Ogni 3 maggio si celebra la Giornata Mondiale della Libertà di Stampa. Ma chi conosce davvero il funzionamento dell’informazione globale non può che vivere questa data con amarezza, se non con indignazione. Viviamo immersi in una narrazione confezionata dall’alto, dove le notizie vengono selezionate, filtrate e manipolate.
L’apparenza è quella della pluralità: tante testate, tanti canali, tanti punti di vista. Ma la realtà è ben diversa. La stragrande maggioranza dei media è concentrata nelle mani di pochi gruppi editoriali, spesso legati a grandi lobby finanziarie, industriali e geopolitiche, tra cui spicca – sì, è doveroso dirlo – la lobby sionista, potentissima nel determinare l’agenda e nel silenziare ogni voce critica nei confronti delle politiche israeliane, in particolare sul fronte della Palestina. Non è complottismo. È analisi del potere.
È sufficiente vedere come vengono trattate le crisi globali per accorgersi della doppia morale: in Ucraina, le vittime sono santificate, in Gaza sono statistiche senza volto. In Siria, si è costruito un racconto tossico, rimuovendo ogni contesto storico e geopolitico, criminalizzando chiunque provasse a spiegare la complessità. Le testate mainstream hanno trasformato il giornalismo in uno strumento di guerra ideologica. Osi criticare Israele? Sei accusato di antisemitismo.

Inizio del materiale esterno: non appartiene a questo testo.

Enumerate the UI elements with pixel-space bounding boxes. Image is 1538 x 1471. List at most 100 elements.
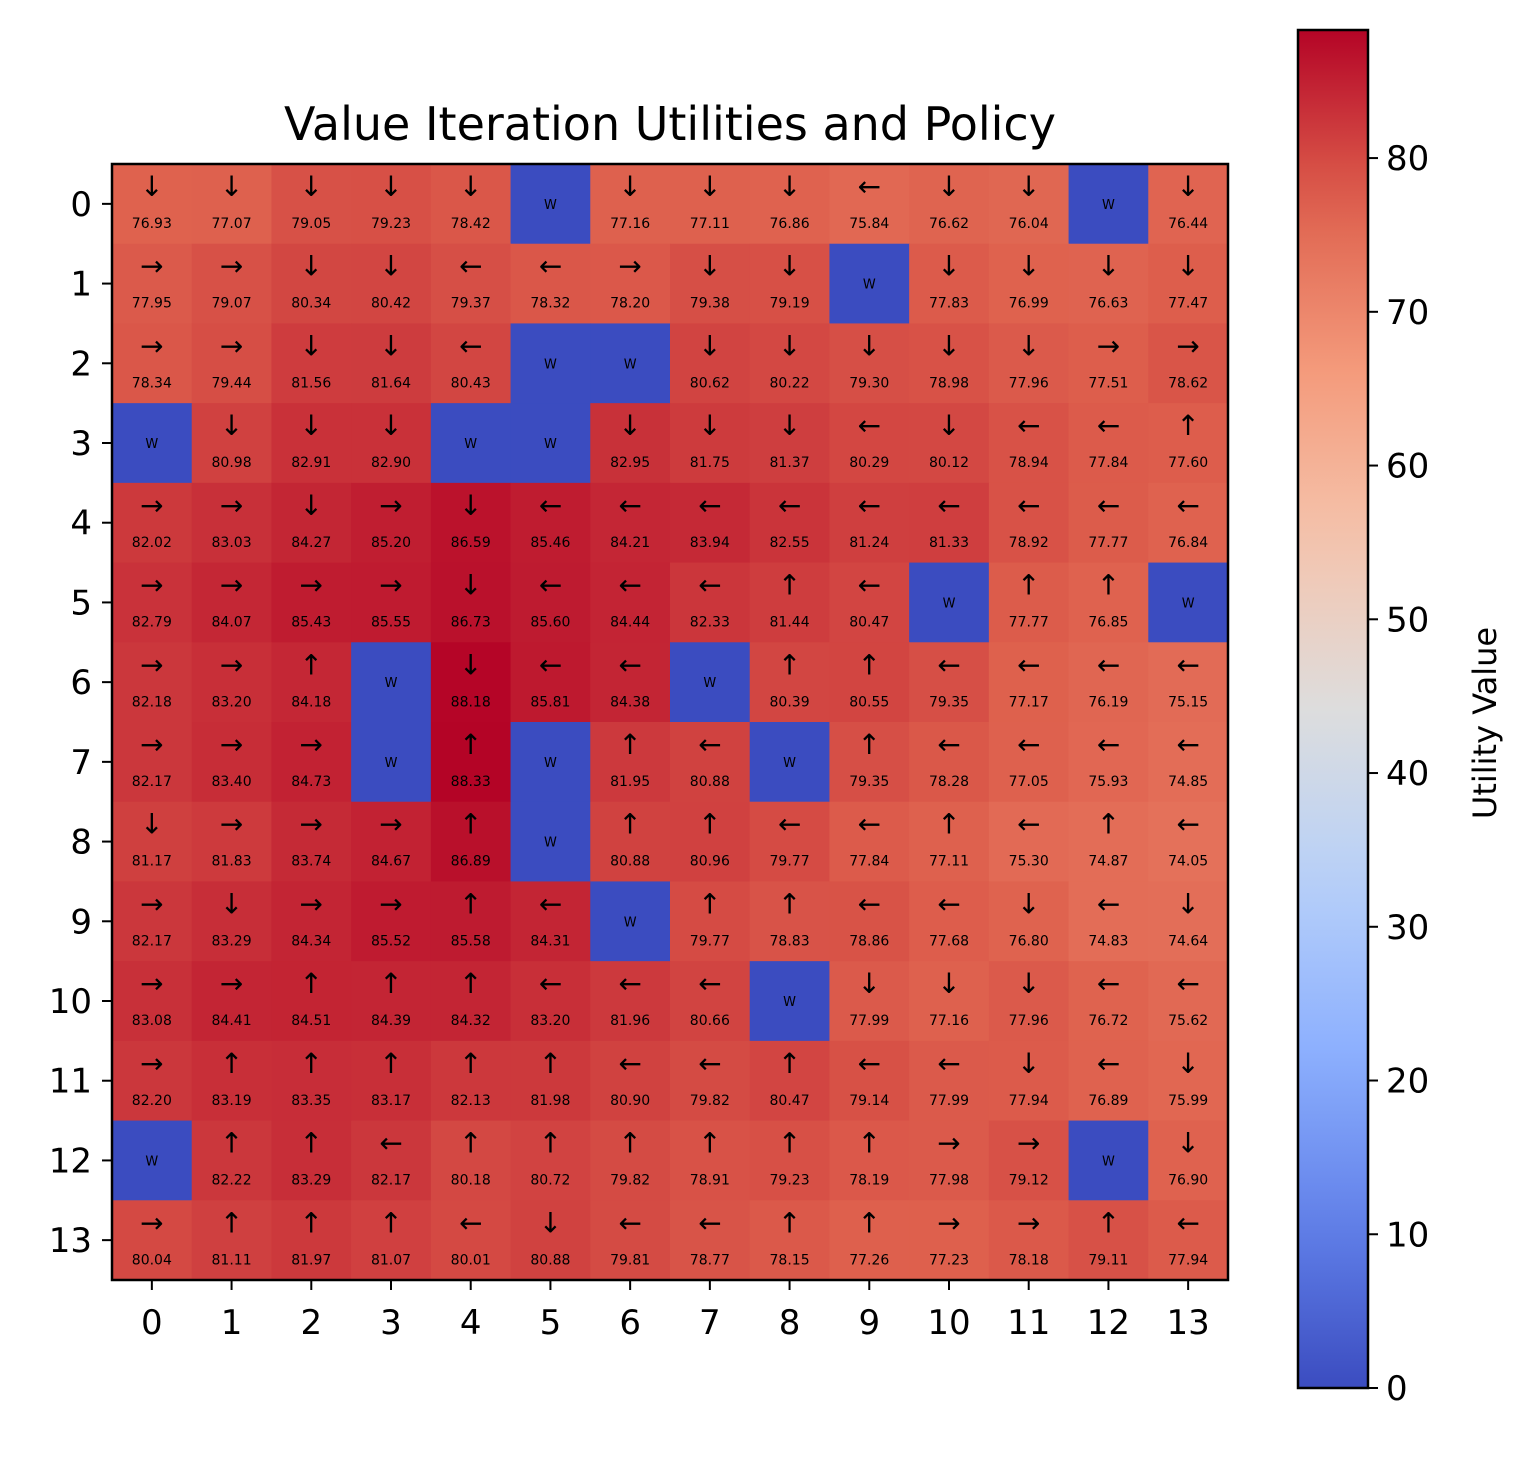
policy-arrow: ← — [698, 569, 721, 602]
policy-arrow: ↑ — [618, 808, 641, 841]
cell-rect — [1148, 1200, 1229, 1281]
cell-r5-c9: ← 80.47 — [829, 562, 910, 643]
utility-value: 82.79 — [132, 615, 172, 631]
wall-label: W — [544, 836, 557, 851]
policy-arrow: ← — [1017, 728, 1040, 761]
utility-value: 77.94 — [1009, 1093, 1049, 1109]
cell-r1-c1: → 79.07 — [191, 243, 273, 325]
policy-arrow: ← — [1097, 1047, 1120, 1080]
colorbar-tick-label: 60 — [1386, 447, 1429, 487]
cell-r0-c0: ↓ 76.93 — [112, 164, 193, 245]
utility-value: 77.84 — [849, 854, 889, 870]
cell-rect — [909, 961, 990, 1042]
cell-rect — [829, 1200, 910, 1281]
utility-value: 82.17 — [132, 774, 172, 790]
utility-value: 82.02 — [132, 535, 172, 551]
cell-r1-c3: ↓ 80.42 — [351, 243, 432, 325]
utility-value: 76.84 — [1168, 535, 1208, 551]
wall-label: W — [544, 198, 557, 213]
policy-arrow: ↓ — [1017, 887, 1040, 920]
cell-rect — [988, 881, 1070, 962]
policy-arrow: ↓ — [1017, 1047, 1040, 1080]
policy-arrow: → — [379, 569, 402, 602]
utility-value: 79.07 — [212, 296, 252, 312]
utility-value: 78.42 — [451, 216, 491, 232]
policy-arrow: ↑ — [937, 808, 960, 841]
utility-value: 80.55 — [849, 694, 889, 710]
policy-arrow: ↓ — [140, 808, 163, 841]
utility-value: 85.60 — [530, 615, 570, 631]
cell-rect — [351, 1200, 432, 1281]
cell-rect — [112, 243, 193, 325]
y-tick-label: 3 — [70, 424, 92, 464]
cell-rect — [590, 801, 671, 883]
cell-r6-c9: ↑ 80.55 — [829, 642, 910, 723]
policy-arrow: ↓ — [220, 409, 243, 442]
policy-arrow: → — [1017, 1127, 1040, 1160]
utility-value: 78.92 — [1009, 535, 1049, 551]
cell-r8-c9: ← 77.84 — [829, 801, 910, 883]
utility-value: 83.40 — [212, 774, 252, 790]
utility-value: 78.32 — [530, 296, 570, 312]
cell-rect — [271, 403, 352, 484]
utility-value: 74.05 — [1168, 854, 1208, 870]
utility-value: 81.56 — [291, 375, 331, 391]
utility-value: 76.89 — [1088, 1093, 1128, 1109]
cell-r6-c5: ← 85.81 — [510, 642, 591, 723]
policy-arrow: ← — [1017, 808, 1040, 841]
cell-rect — [590, 1200, 671, 1281]
utility-value: 81.37 — [770, 455, 810, 471]
utility-value: 84.32 — [451, 1013, 491, 1029]
wall-label: W — [1102, 1154, 1115, 1169]
x-axis: 0 1 2 3 4 5 6 7 8 9 10 11 12 13 — [141, 1280, 1210, 1343]
cell-rect — [191, 562, 273, 643]
cell-r2-c9: ↓ 79.30 — [829, 323, 910, 404]
policy-arrow: ← — [1176, 648, 1199, 681]
utility-value: 78.86 — [849, 933, 889, 949]
cell-r4-c7: ← 83.94 — [670, 482, 751, 564]
utility-value: 80.42 — [371, 296, 411, 312]
utility-value: 80.66 — [690, 1013, 730, 1029]
cell-rect — [670, 961, 751, 1042]
cell-r3-c2: ↓ 82.91 — [271, 403, 352, 484]
utility-value: 83.35 — [291, 1093, 331, 1109]
policy-arrow: ← — [1097, 967, 1120, 1000]
cell-r1-c10: ↓ 77.83 — [909, 243, 990, 325]
cell-rect — [829, 403, 910, 484]
cell-r1-c11: ↓ 76.99 — [988, 243, 1070, 325]
cell-rect — [430, 642, 512, 723]
cell-r2-c8: ↓ 80.22 — [749, 323, 831, 404]
cell-rect — [749, 323, 831, 404]
utility-value: 84.07 — [212, 615, 252, 631]
cell-r3-c10: ↓ 80.12 — [909, 403, 990, 484]
policy-arrow: ↓ — [858, 967, 881, 1000]
utility-value: 76.63 — [1088, 296, 1128, 312]
utility-value: 83.08 — [132, 1013, 172, 1029]
policy-arrow: ↓ — [1176, 1127, 1199, 1160]
policy-arrow: ↓ — [300, 170, 323, 203]
cell-r6-c10: ← 79.35 — [909, 642, 990, 723]
colorbar-tick-label: 0 — [1386, 1369, 1408, 1409]
cell-r9-c5: ← 84.31 — [510, 881, 591, 962]
cell-rect — [909, 403, 990, 484]
policy-arrow: ↓ — [300, 329, 323, 362]
cell-rect — [1068, 164, 1149, 245]
cell-r8-c11: ← 75.30 — [988, 801, 1070, 883]
policy-arrow: ← — [937, 728, 960, 761]
cell-r3-c4: W — [430, 403, 512, 484]
policy-arrow: ↑ — [459, 728, 482, 761]
policy-arrow: ↑ — [858, 1206, 881, 1239]
utility-value: 84.41 — [212, 1013, 252, 1029]
cell-r11-c2: ↑ 83.35 — [271, 1040, 352, 1122]
colorbar-frame — [1296, 28, 1370, 1390]
utility-value: 82.17 — [132, 933, 172, 949]
cell-rect — [670, 881, 751, 962]
policy-arrow: ↓ — [698, 170, 721, 203]
utility-value: 86.89 — [451, 854, 491, 870]
cell-rect — [1148, 642, 1229, 723]
cell-r13-c6: ← 79.81 — [590, 1200, 671, 1281]
cell-r11-c13: ↓ 75.99 — [1148, 1040, 1229, 1122]
cell-r2-c5: W — [510, 323, 591, 404]
cell-rect — [749, 562, 831, 643]
y-tick-label: 2 — [70, 344, 92, 384]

Provi a raccontare le responsabilità dell’Occidente nei conflitti del Medio Oriente? Sei subito etichettato come “filo-dittatore” o “disinformatore”. Questa non è libertà di stampa. Questa è sorveglianza narrativa. I giganti dei media non informano: modellano il pensiero collettivo. Non promuovono il dibattito: lo indirizzano. E tutto ciò avviene con la complicità dei governi, delle piattaforme digitali e di una parte del giornalismo che ha abbandonato ogni residuo di autonomia per trasformarsi in megafono del potere.
E in Italia? La situazione non è diversa, anzi. Il nostro panorama mediatico è dominato da pochi grandi gruppi editoriali, spesso legati a interessi economici e politici trasversali. La Rai, servizio pubblico per definizione, è lottizzata da decenni dai partiti, mentre i principali quotidiani – da Repubblica al Corriere, da La Stampa al Messaggero – rispondono agli interessi dei rispettivi editori: banche, industriali o potentati locali. Il giornalismo indipendente è confinato in nicchie marginali o vive nella precarietà. I grandi opinionisti, nel frattempo, recitano copioni già scritti. L’autocensura è spesso più efficace della censura diretta: si impara presto cosa si può scrivere e cosa no, chi si può criticare e chi deve essere ossequiato. Il caso Assange, le guerre ignorate, Gaza ridotta a una “questione di equilibrio” tra aggressore e aggredito: tutto questo passa anche attraverso la nostra stampa, che ha smesso da tempo di essere un cane da guardia della democrazia. Oggi non celebriamo. Oggi denunciamo. Perché la libertà non è un hashtag. È una battaglia. E sta a noi combatterla.